LAWS(GJH)-2015-6-29

RANCHHODBHAI MAADHABHAI KOTADIA Vs. ZAHID ISHAKBHAI DALVADI

Decided On June 10, 2015
Ranchhodbhai Maadhabhai Kotadia Appellant
V/S
Zahid Ishakbhai Dalvadi Respondents

JUDGEMENT

(1.) THESE appeals under section 173 of the Motor Vehicles Act, 1988 (hereinafter referred to as "the Act") are directed against the judgment and award dated 12th November, 2010 passed by the Motor Accident Claims Tribunal (Auxiliary), Gondal, Camp at Jetpur in M.A.C. Petition No.301 of 2003. First Appeal No.3966 of 2012 has been preferred by the original claimant seeking enhancement of the quantum of compensation awarded as well as challenging the award on the ground that the Tribunal could not have apportioned the amount payable by the owner and the Insurance Company of the bus and the owner and driver of the auto rickshaw, whereas First Appeal No.453 of 2011 has been preferred by the Insurance Company of the auto rickshaw, to the extent the Tribunal has directed the said Insurance Company to first satisfy the award and then recover the amount of compensation from the owner of the auto rickshaw.

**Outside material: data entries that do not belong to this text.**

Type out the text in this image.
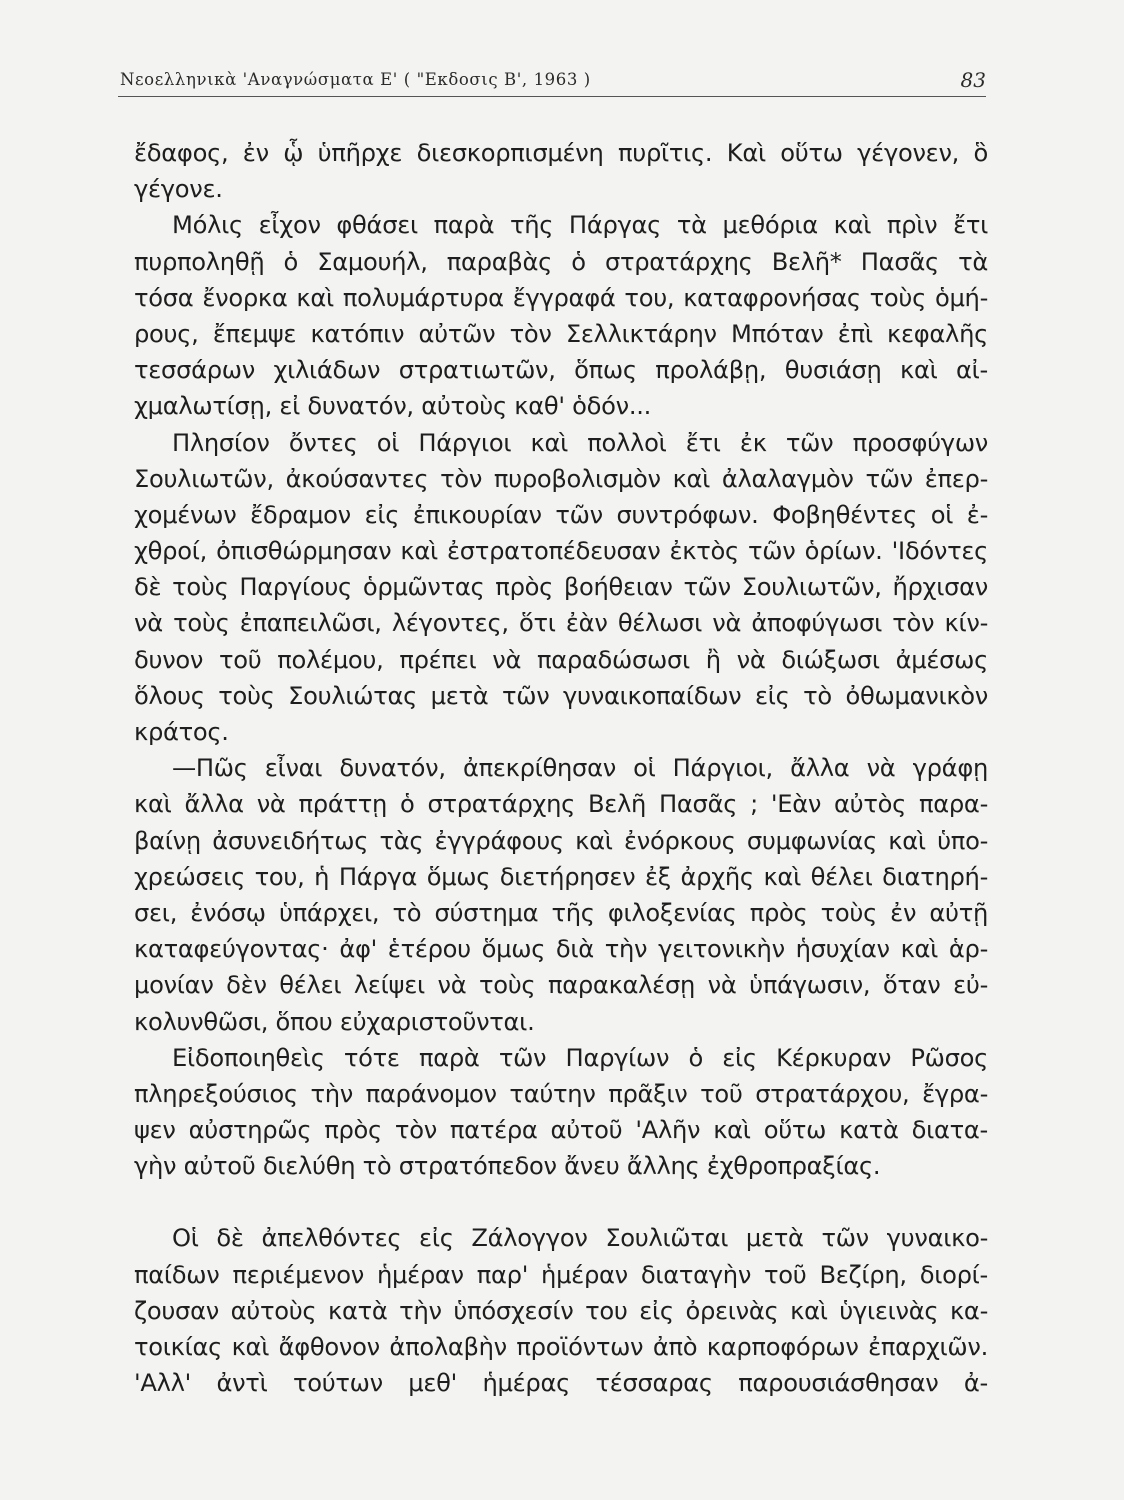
Νεοελληνικὰ 'Αναγνώσματα Ε' ( "Εκδοσις Β', 1963 )	83
ἔδαφος, ἐν ᾧ ὑπῆρχε διεσκορπισμένη πυρῖτις. Καὶ οὕτω γέγονεν, ὃ
γέγονε.
Μόλις εἶχον φθάσει παρὰ τῆς Πάργας τὰ μεθόρια καὶ πρὶν ἔτι
πυρποληθῇ ὁ Σαμουήλ, παραβὰς ὁ στρατάρχης Βελῆ* Πασᾶς τὰ
τόσα ἔνορκα καὶ πολυμάρτυρα ἔγγραφά του, καταφρονήσας τοὺς ὁμή-
ρους, ἔπεμψε κατόπιν αὐτῶν τὸν Σελλικτάρην Μπόταν ἐπὶ κεφαλῆς
τεσσάρων χιλιάδων στρατιωτῶν, ὅπως προλάβῃ, θυσιάσῃ καὶ αἰ-
χμαλωτίσῃ, εἰ δυνατόν, αὐτοὺς καθ' ὁδόν...
Πλησίον ὄντες οἱ Πάργιοι καὶ πολλοὶ ἔτι ἐκ τῶν προσφύγων
Σουλιωτῶν, ἀκούσαντες τὸν πυροβολισμὸν καὶ ἀλαλαγμὸν τῶν ἐπερ-
χομένων ἔδραμον εἰς ἐπικουρίαν τῶν συντρόφων. Φοβηθέντες οἱ ἐ-
χθροί, ὀπισθώρμησαν καὶ ἐστρατοπέδευσαν ἐκτὸς τῶν ὁρίων. 'Ιδόντες
δὲ τοὺς Παργίους ὁρμῶντας πρὸς βοήθειαν τῶν Σουλιωτῶν, ἤρχισαν
νὰ τοὺς ἐπαπειλῶσι, λέγοντες, ὅτι ἐὰν θέλωσι νὰ ἀποφύγωσι τὸν κίν-
δυνον τοῦ πολέμου, πρέπει νὰ παραδώσωσι ἢ νὰ διώξωσι ἀμέσως
ὅλους τοὺς Σουλιώτας μετὰ τῶν γυναικοπαίδων εἰς τὸ ὀθωμανικὸν
κράτος.
—Πῶς εἶναι δυνατόν, ἀπεκρίθησαν οἱ Πάργιοι, ἄλλα νὰ γράφῃ
καὶ ἄλλα νὰ πράττῃ ὁ στρατάρχης Βελῆ Πασᾶς ; 'Εὰν αὐτὸς παρα-
βαίνῃ ἀσυνειδήτως τὰς ἐγγράφους καὶ ἐνόρκους συμφωνίας καὶ ὑπο-
χρεώσεις του, ἡ Πάργα ὅμως διετήρησεν ἐξ ἀρχῆς καὶ θέλει διατηρή-
σει, ἐνόσῳ ὑπάρχει, τὸ σύστημα τῆς φιλοξενίας πρὸς τοὺς ἐν αὐτῇ
καταφεύγοντας· ἀφ' ἑτέρου ὅμως διὰ τὴν γειτονικὴν ἡσυχίαν καὶ ἁρ-
μονίαν δὲν θέλει λείψει νὰ τοὺς παρακαλέσῃ νὰ ὑπάγωσιν, ὅταν εὐ-
κολυνθῶσι, ὅπου εὐχαριστοῦνται.
Εἰδοποιηθεὶς τότε παρὰ τῶν Παργίων ὁ εἰς Κέρκυραν Ρῶσος
πληρεξούσιος τὴν παράνομον ταύτην πρᾶξιν τοῦ στρατάρχου, ἔγρα-
ψεν αὐστηρῶς πρὸς τὸν πατέρα αὐτοῦ 'Αλῆν καὶ οὕτω κατὰ διατα-
γὴν αὐτοῦ διελύθη τὸ στρατόπεδον ἄνευ ἄλλης ἐχθροπραξίας.
Οἱ δὲ ἀπελθόντες εἰς Ζάλογγον Σουλιῶται μετὰ τῶν γυναικο-
παίδων περιέμενον ἡμέραν παρ' ἡμέραν διαταγὴν τοῦ Βεζίρη, διορί-
ζουσαν αὐτοὺς κατὰ τὴν ὑπόσχεσίν του εἰς ὀρεινὰς καὶ ὑγιεινὰς κα-
τοικίας καὶ ἄφθονον ἀπολαβὴν προϊόντων ἀπὸ καρποφόρων ἐπαρχιῶν.
'Αλλ' ἀντὶ τούτων μεθ' ἡμέρας τέσσαρας παρουσιάσθησαν ἀ-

(2.) THE facts giving rise to the present appeals are that the claimant Ranchhodbhai Madhabhai Kotadia met with an accident on 29th May, 2003 at about 06:30 p.m. near the Highway Home Hotel, between Virpur and Kalavad, while he was coming from Gondal to Kalavad in a Chhakado rickshaw bearing No.GJ -11 -V -4878 when an Eagle Travels bus dashed against the rickshaw due to which, the claimant fell from the rickshaw and the bus ran over his left leg causing grievous injuries. It was the case of the claimant that the bus was being driven in a rash and negligent manner and that on account of the injuries sustained by him, his left leg had to be amputated as a result whereof; he is not able to work as an agriculturist. The claimant, accordingly, filed a claim petition under section 166 of the Act seeking compensation of Rs.5,00,000/ -. It was the case of the claimant that his income was Rs.3,000/ - per month and that his age was 45 years at the time of the accident.

(3.) THE Tribunal, after appreciating the evidence on record, came to the conclusion that the drivers of both the vehicles were equally negligent and responsible for the accident. The Tribunal found that the claimant was travelling in a rickshaw as an illegal passenger and that the driver of the rickshaw was not holding a valid and effective licence to drive a goods vehicle. Having regard to the fact that the claimant was a gratuitous passenger in a goods vehicle, the Tribunal held that the Insurance Company of the rickshaw was not liable to indemnify the insured. The Tribunal, however, ordered that though the owner of the rickshaw was liable to pay the compensation for the negligence of his driver, the Insurance Company of the rickshaw should be ordered to pay the compensation at the first instance and then recover it from the owner. On the question of quantum, the Tribunal observed that the claimant in his claim petition, had stated that he was earning Rs.3,000/ - per month, whereas in his deposition, he had stated that he was earning Rs.4,000/ - per month by doing agricultural work and the work of diamond polishing. Having regard to the documentary evidence in the nature of extracts of the revenue record which were produced on record, the Tribunal believed that the claimant was an agriculturist.